Sinir krizi geçiriyordum, ne var ne yoksa devirmiştim duvarlara vuruyordum yerler vazoların bardakların kırıklarıyla doluydu, aynı benim kalbim gibi, bana hiç dokunmamış beni bir kere bile sarmamış benim kokusunu hiç bilmediğim bir adam için bunca acıyı çekmemi artık kaldıramıyordum, dolaptan elime ne gelirse aldım, canım yanıyordu ayaklarıma camlar batıyordu ama ben onları umursamıyordum, telefonu hiç durmadan çalıyordu, muhtemelen haberleri görmüş beni arıyorlardı, dolu küvetin içine girdim ne kadar hap varsa yuttum, ayaklarımda ki kanlar suyun bile rengini değiştirmişti, banyonun fayanslarına baktığımda etraf kan içindeydi, bitmiş miydi şimdi, gidiyor muydum ona bir kez sarılmadan öpmeden, kendine cidden bunu yapmış mıydım, gözlerim kapanıyordu, kapı  çalıyordu  yumruklanıyordu ama benim artık kalkıcak gücüm yoktu, yavaş yavaş güçsüz bedenim suya batmaya başladı, hoşçakal maviş sana seni hiç dokunmadan sevdiğimi anlatmak isterdim, bir gün olur da anlata bilseydim sana, en çok gözlerini sevdiğimi hep benim olmalarını isteyeceğim tek şey olduğunu söylemek isterdim, ve işte tamamen suya batmıştım, kapı sesini de vurmaları da artık duymuyordum.

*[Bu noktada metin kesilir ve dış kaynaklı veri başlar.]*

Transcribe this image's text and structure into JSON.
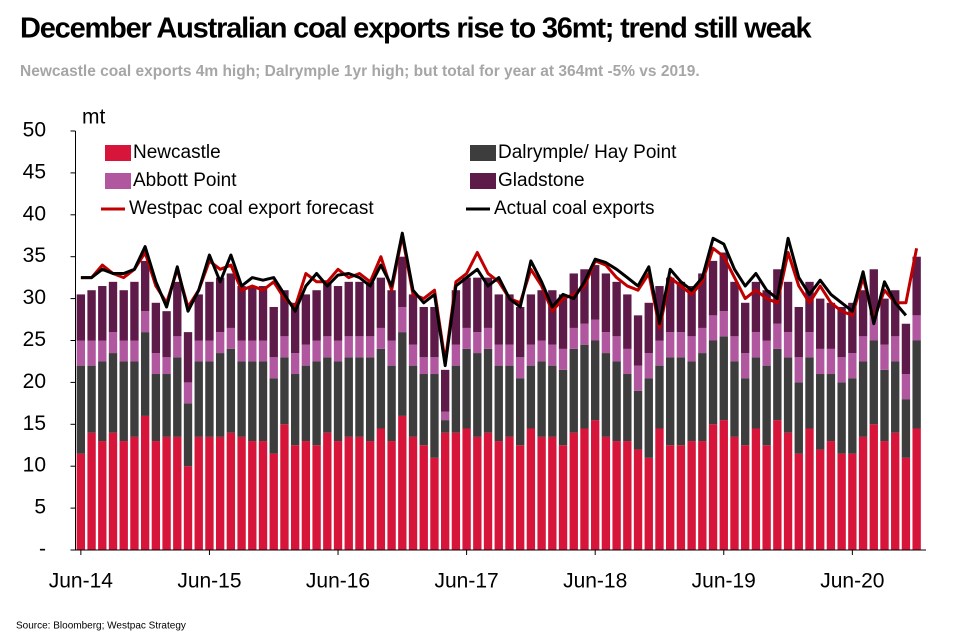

Gözlerimi açtığımda hastanedeydim, ayaklarım sarılı yanımda babam ve annem vardı, ne kadar süredir böyle olduğumu soracak olursanız 1 haftadır uyuttukları kadar uyutulmuşum, beni o gün orda olan  Arif ve kızlar kurtarmış doktor biraz daha yetişmeselermiş öleceğimi söylemiş. Yurt dışında 3,4 ay psikolojik bir tedavi gördükten sonra orda kalmaya karar verdim, iyiydim iyi olmak zorundaydım, telefon tablet bilgisayar pek kullanmıyordum, sürekli çizim yapıyordum, eylem en yakın arkadaşım ve aynı zamanda psikoloğum hep yanımdaydı, çok geçmeden işi gücü halledip kızlar da gelmişti, geldiklerinde ağızlarında bir şeyler geveliyorlardı, ve mutlu görünüyorlardı, Oktay boşanıyormuş, ve benim dairemin 2 daire aşağısında ev tutmuş, sevinsem mi üzülsem mi bilememiştim ama artık dönmem gerektiğini fark etmiştim.

———————————————————————-

Eylemin yanından ayrılıp çizim defterimi de alıp odaya çıkmaya karar verdim, yine o zamanlar ki gibi çok uyumaya başlamıştım, en iyi kaçış yolu değil mi zaten.
Lobiye geldiğimde karşımda etrafa bakınan Oktay'ı görmemle kala kalmıştım, gözleri beni bulunca gözünde ki gözlüğü bırakıp o da kalakalmıştı, burda olduğumu nerden biliyordu, ona oteli söylememiştim, belki de benim için gelmemişti, üzerinden 2 gün geçmişti o gün olması gerekirken bu gün olması hiç bir şeyi ifade etmezdi, arkamı dönüp hemen bahçe tarafına yöneldim, o kadar hızlı yürüyordum ki tabanlarıma vura vura, şu anda en sessiz en sakin ve beni bulamayacağı bir yer bulmam gerekiyordu.
Telefonum çalıyordu ve arayan oktaydı, telefonu uçak moduna alıp cebime attım ve sessiz bir yer bulup oraya oturdum.